FIGURE 1.

B. burgdorferi SOD activity is H₂O₂- and cyanide-resistant. A, cell-free extracts (400 μg) from ML23/pBBE22 (third lane) and 297 (fourth lane) were subjected to native PAGE followed by staining for SOD activity. Separate gels were left untreated or treated with 5 mm H₂O₂ or 2 mm NaCN for 1 h prior to and during staining to determine inhibition of SOD activity. Mn-SOD (first lane, 10 units) and Fe-Sod (second lane, 10 units) from E. coli were included as a controls. B, cell-free extracts from ML23/pBBE22 and derivatives were assayed for SOD activity by detecting the SOD-inhibited reduction of cytochrome c by X/XO. C, cell-free extracts from 297 and ML23/pBBE22 were assayed for H₂O₂-inhibitable SOD activity by detecting the SOD-inhibited reduction of nitro blue tetrazolium by X/XO. The samples were either left untreated or treated with 0.5 mm H₂O₂. The percentage of activity is shown compared with activity at time 0. Fe-SOD (H₂O₂-inhibited) and Mn-SOD (H₂O₂-resistant) from E. coli are shown as controls.

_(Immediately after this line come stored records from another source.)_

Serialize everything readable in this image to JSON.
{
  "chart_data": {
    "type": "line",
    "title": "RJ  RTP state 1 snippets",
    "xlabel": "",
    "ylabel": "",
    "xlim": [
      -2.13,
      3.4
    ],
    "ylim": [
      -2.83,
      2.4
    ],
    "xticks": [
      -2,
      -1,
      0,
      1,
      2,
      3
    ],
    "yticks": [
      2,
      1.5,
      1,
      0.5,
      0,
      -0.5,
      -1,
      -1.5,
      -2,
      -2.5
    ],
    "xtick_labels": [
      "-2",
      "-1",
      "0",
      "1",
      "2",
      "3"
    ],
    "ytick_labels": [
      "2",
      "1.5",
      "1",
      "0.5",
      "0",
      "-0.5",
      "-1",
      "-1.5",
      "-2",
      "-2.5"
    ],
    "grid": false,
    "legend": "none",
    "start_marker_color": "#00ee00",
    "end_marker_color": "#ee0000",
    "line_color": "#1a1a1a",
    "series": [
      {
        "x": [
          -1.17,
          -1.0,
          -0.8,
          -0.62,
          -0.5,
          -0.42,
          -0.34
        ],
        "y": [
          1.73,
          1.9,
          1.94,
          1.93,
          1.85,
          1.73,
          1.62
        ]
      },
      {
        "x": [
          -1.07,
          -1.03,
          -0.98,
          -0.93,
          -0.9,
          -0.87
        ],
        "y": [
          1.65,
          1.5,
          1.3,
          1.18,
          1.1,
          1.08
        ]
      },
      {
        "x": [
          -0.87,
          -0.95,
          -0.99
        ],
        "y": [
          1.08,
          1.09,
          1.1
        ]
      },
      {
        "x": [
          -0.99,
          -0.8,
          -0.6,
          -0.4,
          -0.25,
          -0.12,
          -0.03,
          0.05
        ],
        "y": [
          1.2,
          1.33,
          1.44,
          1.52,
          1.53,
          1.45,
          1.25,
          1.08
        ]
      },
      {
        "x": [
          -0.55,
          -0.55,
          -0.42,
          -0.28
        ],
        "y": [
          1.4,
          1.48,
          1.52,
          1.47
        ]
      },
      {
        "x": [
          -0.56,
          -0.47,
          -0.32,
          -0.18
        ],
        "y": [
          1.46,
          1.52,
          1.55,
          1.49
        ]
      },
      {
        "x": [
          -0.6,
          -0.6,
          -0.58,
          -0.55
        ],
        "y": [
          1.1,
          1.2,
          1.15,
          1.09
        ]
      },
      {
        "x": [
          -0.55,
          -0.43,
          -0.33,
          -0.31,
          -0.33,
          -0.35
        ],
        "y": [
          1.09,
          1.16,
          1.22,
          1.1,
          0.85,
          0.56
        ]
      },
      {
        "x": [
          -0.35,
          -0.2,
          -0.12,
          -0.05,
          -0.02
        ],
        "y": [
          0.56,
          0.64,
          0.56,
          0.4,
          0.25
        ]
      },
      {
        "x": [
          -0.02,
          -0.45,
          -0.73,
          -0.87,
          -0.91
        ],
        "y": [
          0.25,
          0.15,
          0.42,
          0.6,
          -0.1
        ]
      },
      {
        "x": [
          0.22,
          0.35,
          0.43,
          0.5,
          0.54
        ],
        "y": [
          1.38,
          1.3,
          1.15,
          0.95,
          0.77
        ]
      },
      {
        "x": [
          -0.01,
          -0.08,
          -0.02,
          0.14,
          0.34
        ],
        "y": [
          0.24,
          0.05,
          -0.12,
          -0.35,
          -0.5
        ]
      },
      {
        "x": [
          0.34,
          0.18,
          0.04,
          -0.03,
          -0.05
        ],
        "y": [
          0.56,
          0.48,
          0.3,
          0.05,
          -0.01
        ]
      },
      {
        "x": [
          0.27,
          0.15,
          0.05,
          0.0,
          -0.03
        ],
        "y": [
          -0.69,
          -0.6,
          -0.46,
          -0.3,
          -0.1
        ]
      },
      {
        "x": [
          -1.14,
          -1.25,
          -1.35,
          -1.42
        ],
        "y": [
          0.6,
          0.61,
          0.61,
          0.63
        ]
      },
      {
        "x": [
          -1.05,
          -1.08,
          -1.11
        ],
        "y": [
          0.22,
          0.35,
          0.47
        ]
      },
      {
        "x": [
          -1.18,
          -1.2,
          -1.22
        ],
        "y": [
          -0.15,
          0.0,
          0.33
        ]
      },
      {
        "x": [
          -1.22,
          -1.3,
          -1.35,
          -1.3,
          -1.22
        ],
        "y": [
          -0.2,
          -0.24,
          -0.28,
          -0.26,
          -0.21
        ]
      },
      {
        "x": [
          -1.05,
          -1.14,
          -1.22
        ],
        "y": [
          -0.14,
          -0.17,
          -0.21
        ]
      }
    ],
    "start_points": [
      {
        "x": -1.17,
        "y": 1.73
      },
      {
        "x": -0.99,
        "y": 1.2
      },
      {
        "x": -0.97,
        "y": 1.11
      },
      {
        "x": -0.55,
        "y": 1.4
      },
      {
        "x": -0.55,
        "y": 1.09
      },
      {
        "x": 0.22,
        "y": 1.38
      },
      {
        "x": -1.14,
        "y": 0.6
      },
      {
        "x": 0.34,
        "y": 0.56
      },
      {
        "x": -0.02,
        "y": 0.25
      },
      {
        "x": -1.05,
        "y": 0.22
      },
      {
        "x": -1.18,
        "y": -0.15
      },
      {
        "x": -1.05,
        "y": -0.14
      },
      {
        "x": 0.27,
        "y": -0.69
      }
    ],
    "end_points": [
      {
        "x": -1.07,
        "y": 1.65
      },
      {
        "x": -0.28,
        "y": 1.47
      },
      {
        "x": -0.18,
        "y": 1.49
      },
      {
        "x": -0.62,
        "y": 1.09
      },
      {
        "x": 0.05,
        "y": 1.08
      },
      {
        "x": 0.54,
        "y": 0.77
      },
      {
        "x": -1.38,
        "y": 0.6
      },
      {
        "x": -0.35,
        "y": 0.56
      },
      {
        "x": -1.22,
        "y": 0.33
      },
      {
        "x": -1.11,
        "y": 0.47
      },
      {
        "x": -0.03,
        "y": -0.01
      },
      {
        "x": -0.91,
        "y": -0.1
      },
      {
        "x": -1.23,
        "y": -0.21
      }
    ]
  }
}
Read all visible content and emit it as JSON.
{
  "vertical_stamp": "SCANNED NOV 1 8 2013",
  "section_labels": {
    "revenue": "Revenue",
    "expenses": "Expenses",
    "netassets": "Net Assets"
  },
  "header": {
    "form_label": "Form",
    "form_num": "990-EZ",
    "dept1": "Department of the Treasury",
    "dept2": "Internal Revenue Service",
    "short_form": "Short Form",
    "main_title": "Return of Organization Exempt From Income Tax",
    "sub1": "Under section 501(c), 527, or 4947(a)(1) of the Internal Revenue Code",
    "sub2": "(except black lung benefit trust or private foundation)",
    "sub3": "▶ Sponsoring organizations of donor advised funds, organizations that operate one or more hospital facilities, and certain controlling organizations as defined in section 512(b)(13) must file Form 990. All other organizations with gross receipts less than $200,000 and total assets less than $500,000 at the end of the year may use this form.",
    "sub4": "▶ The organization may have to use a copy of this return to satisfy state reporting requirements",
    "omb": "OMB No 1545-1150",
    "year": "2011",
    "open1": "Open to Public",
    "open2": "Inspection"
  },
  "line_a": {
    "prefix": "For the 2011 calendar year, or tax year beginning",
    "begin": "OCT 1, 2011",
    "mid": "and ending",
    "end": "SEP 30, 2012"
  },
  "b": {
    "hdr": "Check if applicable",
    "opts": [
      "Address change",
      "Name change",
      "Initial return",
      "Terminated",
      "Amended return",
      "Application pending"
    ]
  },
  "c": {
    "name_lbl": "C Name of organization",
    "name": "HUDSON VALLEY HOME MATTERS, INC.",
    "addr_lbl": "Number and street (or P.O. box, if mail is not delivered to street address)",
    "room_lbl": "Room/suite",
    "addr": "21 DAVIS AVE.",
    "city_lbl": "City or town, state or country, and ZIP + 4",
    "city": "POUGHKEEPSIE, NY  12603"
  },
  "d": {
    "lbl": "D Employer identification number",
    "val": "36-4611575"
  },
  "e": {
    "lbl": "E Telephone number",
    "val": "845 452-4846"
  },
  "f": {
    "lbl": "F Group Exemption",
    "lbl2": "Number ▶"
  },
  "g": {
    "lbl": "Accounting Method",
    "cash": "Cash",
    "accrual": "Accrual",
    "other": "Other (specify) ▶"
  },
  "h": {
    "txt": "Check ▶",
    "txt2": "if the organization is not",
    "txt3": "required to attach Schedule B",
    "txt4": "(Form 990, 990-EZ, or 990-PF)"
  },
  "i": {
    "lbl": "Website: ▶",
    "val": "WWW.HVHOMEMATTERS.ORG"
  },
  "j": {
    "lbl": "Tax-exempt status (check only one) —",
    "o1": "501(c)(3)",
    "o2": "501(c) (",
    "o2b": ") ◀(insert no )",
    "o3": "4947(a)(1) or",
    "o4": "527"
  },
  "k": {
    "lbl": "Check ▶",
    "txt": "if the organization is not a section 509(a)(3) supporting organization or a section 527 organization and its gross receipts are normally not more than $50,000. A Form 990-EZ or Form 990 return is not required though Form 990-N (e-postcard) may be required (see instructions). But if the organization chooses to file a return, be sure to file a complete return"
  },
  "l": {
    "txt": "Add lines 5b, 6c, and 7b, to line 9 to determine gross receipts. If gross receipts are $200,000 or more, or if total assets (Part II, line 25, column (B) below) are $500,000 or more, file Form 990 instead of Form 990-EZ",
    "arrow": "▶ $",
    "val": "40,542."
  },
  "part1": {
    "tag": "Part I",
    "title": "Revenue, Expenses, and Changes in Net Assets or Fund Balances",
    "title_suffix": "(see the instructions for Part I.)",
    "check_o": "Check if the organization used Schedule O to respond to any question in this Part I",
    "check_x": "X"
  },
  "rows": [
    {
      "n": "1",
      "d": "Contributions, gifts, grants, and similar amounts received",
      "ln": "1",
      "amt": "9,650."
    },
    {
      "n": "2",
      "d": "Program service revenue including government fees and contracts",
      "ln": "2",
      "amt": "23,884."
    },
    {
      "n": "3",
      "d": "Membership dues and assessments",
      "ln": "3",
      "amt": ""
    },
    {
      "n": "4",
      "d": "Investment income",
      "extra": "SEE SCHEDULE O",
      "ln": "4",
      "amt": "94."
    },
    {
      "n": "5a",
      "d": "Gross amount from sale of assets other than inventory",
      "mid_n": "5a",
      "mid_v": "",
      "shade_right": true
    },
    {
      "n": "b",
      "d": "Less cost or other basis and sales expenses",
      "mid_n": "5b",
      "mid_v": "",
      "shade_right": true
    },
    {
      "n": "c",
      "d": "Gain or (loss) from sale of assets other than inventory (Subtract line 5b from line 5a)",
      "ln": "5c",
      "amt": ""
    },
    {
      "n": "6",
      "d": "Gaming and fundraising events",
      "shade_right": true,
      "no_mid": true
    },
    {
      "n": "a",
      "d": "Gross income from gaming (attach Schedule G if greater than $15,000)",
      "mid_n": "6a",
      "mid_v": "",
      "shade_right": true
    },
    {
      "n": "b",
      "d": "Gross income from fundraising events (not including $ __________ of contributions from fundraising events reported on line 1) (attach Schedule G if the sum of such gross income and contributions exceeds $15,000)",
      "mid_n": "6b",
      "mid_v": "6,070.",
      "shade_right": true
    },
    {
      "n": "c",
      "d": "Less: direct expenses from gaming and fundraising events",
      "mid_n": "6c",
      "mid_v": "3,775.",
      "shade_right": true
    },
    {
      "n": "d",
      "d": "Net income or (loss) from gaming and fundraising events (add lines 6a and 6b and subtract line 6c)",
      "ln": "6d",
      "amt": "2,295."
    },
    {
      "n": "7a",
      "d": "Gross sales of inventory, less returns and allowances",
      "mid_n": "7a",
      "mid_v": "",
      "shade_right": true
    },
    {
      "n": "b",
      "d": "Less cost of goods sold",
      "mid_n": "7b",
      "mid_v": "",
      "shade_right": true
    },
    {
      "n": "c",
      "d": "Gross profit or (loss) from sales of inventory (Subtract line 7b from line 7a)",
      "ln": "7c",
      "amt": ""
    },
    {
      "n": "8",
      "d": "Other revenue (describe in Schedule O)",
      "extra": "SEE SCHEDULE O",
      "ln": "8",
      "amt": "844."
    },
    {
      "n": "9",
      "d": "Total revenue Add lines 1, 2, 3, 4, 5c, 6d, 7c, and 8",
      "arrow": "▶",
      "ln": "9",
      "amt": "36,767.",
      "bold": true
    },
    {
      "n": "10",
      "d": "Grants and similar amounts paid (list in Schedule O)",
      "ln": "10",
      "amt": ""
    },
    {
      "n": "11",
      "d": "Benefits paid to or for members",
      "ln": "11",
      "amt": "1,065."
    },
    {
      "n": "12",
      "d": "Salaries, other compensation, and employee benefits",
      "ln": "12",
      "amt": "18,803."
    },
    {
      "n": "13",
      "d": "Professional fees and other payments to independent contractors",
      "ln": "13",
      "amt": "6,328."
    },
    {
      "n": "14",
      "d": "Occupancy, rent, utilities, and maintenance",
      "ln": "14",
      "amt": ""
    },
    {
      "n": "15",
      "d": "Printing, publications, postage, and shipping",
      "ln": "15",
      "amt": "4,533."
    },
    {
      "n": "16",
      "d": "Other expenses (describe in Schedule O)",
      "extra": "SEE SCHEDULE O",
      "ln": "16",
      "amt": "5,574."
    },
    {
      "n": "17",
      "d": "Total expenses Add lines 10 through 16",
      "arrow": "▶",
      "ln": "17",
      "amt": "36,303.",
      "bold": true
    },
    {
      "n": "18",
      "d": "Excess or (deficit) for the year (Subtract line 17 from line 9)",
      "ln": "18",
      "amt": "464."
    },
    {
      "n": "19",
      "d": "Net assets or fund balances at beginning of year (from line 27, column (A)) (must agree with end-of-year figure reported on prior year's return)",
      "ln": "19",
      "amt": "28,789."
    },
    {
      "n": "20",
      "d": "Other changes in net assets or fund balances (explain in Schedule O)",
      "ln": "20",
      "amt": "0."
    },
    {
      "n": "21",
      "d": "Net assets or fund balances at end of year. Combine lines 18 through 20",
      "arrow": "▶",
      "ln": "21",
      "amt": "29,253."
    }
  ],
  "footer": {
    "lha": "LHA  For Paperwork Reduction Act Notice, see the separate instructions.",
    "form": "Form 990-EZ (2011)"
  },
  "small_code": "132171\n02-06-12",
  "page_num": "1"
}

Less than 2.5 μm of H₂O₂ was introduced into the assay for treated samples. D, cell-free extracts from 297 and ML23/pBBE22 were assayed for SOD activity that is inhibited by NaCN by detecting the SOD-inhibited reduction of nitro blue tetrazolium by X/XO. NaCN was included in the assay. The percentage of activity is shown compared with no NaCN addition. Mn-SOD (NaCN-resistant) from E. coli is shown as a control. The data shown in A are representative from separate experiments. The data in B and C are from separate biological samples prepared collected at different times (n = 3). A paired Student's t test was used to determine significance (p < 0.05).